Senator Clinton's Faith?


Hillarysprayer251x300 I have a question after reading a piece on Hillary Clinton's faith in Mother Jones because it caused the head of a dear colleague to explode after reading it. What is the proper response to a sister in Christ who is unequivocally and unapologetically in rebellion to God's Word as it relates to the preservation of the life of the unborn?

Scripture sets out many standards of conduct--we're to love one another as well as our enemies. But, we are also called to a higher standard as believers, and the apostle Paul goes quite far in condemning and calling for excommunication of the unrepentant believer (after many loving steps have been taken to turn this person toward repentance).

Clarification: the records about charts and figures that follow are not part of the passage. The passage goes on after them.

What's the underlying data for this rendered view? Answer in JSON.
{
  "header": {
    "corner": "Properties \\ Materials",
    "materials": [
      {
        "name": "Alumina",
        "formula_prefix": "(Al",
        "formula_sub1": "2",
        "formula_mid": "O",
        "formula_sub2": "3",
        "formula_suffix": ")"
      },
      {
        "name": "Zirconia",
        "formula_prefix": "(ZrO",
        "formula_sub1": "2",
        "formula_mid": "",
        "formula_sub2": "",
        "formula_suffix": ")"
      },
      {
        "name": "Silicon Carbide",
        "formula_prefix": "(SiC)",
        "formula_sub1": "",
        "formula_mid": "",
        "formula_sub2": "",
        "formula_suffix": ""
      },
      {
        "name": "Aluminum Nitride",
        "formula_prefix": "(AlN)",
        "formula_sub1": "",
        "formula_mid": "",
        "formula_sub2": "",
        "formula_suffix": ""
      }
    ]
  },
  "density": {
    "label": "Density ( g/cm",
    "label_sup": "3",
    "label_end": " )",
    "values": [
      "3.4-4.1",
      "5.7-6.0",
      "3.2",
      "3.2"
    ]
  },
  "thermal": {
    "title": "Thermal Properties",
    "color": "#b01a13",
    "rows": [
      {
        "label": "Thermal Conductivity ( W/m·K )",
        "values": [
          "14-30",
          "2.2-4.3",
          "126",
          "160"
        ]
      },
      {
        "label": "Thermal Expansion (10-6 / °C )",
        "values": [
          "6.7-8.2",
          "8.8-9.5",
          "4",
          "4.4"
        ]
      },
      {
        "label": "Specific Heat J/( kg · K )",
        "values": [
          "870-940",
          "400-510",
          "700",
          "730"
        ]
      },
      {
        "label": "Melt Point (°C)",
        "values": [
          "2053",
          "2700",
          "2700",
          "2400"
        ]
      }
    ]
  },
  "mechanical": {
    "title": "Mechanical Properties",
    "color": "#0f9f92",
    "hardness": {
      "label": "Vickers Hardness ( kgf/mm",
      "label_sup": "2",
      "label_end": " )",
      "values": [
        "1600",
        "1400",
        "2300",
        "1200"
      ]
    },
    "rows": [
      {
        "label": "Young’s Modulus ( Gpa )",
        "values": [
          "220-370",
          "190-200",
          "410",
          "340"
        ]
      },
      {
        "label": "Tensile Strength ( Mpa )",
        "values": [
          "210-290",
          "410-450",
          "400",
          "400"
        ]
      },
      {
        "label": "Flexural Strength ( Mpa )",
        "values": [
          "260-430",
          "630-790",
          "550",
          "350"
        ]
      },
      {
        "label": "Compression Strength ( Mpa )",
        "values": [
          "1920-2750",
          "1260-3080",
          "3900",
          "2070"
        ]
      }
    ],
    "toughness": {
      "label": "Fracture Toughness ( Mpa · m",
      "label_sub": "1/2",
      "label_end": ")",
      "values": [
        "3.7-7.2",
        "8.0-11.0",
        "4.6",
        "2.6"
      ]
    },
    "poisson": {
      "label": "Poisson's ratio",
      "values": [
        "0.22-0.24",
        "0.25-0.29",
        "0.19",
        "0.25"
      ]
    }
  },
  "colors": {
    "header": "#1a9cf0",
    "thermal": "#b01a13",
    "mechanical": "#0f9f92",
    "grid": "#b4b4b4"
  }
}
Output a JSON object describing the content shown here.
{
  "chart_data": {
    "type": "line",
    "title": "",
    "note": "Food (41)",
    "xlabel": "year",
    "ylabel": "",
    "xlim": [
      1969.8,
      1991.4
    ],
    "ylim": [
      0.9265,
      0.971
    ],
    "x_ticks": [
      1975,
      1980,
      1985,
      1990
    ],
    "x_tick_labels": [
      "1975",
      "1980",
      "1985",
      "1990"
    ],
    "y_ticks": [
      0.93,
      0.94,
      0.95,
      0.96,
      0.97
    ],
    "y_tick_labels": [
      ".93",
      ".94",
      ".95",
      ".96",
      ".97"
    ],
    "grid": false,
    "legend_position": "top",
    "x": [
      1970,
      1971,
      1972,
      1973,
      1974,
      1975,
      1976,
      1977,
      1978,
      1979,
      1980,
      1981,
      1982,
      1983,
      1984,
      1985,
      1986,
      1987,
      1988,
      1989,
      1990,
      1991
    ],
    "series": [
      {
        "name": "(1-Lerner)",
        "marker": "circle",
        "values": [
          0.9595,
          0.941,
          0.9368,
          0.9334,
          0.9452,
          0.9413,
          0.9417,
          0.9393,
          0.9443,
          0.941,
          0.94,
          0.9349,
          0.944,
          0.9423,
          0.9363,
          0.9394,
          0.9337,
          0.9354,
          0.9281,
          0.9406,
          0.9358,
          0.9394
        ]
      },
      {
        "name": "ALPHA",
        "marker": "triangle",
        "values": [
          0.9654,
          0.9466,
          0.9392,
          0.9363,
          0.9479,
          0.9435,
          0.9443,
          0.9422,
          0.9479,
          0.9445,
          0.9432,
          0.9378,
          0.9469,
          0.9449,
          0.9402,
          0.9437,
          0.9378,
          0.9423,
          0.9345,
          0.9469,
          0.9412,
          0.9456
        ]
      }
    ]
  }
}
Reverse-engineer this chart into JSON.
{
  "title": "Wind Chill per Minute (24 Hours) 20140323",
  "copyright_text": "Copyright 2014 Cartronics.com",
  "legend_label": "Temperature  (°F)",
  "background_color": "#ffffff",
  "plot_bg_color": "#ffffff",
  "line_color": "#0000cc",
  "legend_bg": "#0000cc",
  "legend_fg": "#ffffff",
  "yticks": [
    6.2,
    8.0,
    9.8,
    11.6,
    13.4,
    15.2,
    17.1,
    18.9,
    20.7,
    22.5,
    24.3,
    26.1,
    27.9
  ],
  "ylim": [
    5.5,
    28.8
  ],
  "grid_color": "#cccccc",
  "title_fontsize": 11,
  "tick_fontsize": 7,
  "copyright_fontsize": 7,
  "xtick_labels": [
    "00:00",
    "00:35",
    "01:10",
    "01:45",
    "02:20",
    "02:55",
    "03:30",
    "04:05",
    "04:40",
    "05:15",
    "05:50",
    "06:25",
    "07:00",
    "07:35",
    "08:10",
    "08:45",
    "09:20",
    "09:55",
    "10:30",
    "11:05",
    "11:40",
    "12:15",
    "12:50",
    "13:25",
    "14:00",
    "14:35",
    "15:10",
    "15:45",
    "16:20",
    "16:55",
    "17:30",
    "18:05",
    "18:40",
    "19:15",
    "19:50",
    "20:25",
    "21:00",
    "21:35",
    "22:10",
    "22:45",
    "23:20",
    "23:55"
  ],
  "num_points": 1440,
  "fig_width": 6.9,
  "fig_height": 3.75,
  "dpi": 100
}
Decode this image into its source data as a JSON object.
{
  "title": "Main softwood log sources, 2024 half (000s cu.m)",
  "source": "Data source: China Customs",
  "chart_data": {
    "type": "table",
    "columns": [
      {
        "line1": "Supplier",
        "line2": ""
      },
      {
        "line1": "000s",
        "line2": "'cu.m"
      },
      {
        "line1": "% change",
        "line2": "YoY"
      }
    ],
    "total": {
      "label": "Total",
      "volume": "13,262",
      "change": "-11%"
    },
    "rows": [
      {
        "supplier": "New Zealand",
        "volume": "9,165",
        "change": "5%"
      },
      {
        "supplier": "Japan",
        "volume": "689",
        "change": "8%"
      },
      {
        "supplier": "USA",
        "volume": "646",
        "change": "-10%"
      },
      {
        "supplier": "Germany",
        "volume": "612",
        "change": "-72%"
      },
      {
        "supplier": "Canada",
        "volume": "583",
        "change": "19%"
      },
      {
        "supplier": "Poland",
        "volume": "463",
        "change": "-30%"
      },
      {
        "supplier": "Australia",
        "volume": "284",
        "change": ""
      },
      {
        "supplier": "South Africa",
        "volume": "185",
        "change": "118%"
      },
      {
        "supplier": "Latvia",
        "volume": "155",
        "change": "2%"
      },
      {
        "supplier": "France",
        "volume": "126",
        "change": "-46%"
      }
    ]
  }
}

I'm not going to put Senator Clinton's faith under the microscope, nor various policy positions on which the Bible is silent. But her defense of abortion can't be squared with a single scripture. Would the Fellowship (see the article) embrace a "godly" politician whose only foible seemed to be misdemeanor stealing (or rather defending those who steal)? Having just read the autobiography of Mike Timmis (current chairman of the Board of PFM), I know that Fellowship leader Doug Coe wisely challenged Mike to leave the celeb Christian speaking circuit and get things right with his family--extremely valuable advice given what happens next in Mike's story.

Has the Fellowship ever said to Senator Clinton, "Get out of politics until you get square with God and His position on unborn life?" For that matter, should the church Senator Clinton attends counsel her along these lines?


Comments:

The problem is that abortion has become a political issue, which at times takes away from that fact that it's a spiritual issue. I like what Jeff said about that this is an issue between Hillary and the followers of Jesus that are hopefully in her life and have access to talk to her about things in her life that are wrong and not glorifying to God. We've all got the areas of our lives that are sin that we may not be able to see clearly but are evident to those who care about us. We need to intentionally have true community with other Christ followers that we've given permission to speak into our lives and hold us accountable. It's not fun, and most of the time we don't want to hear it, but that's why it's so important to make sure those people are mature followers of Jesus and have our best interest at heart. This isn't something that should be handled through politics. It doesn't do much good at all for me, someone who doesn't have a relationship with Hillary to speak at her about where she is disobeying God. That just fuels the idea that this is a political issue and probably pushes her more in that direction. I pray that she has those people in her life that care about her that have the courage to do what we're called to as believers and speak into her life about the incosistency with her beliefs about this issue and what God thinks about it. Then I hope she responds as she should and sees her sin, repents, and makes it right. I can disagree strongly for her stance for all the reasons we should, and I can not vote for her b/c of that reason and others, but I hate that this is a political issue b/c it makes many people forget exactly what the issue is we're dealing with and the seriousness of it. I liked it better when it was a spiritual and moral issue.
It's more than distasteful. It's one of the hardest decisions a mother-to-be will ever make. I'm so glad, though, that there are Christians about that can welcome a Hillary Clinton into their midst without having to "counsel" her with their opinions about what God thinks about her ideas about complex difficult issues. I remember in the church I grew up in, it was all to common to hear sentences starting with "Well *God* says ..." It's *so* astoundingly offputting. Even "Well *I* think ..." ought to be said with some degree of ... humility/ability to allow the other to disagree. I find it astoundingly kewl that the fellowship you speak of is more interested in real fellowship than in correcting other people's political views.
John Newton took several years before realizing that industrialized kidnapping was a form of oppression. We can't always be sure a Christian who is pro-choice is a hypocrite.
The article on Senator Clinton's faith, at the end of the article, stated, "killing unborn babies is so distasteful"... I'd like to make a point on the word to kill. I believe the correct word to be used is to murder. A killing can often be justified an sometimes necessary, whereas a murder is always an unjust killing such as the defenseless abortions in our society.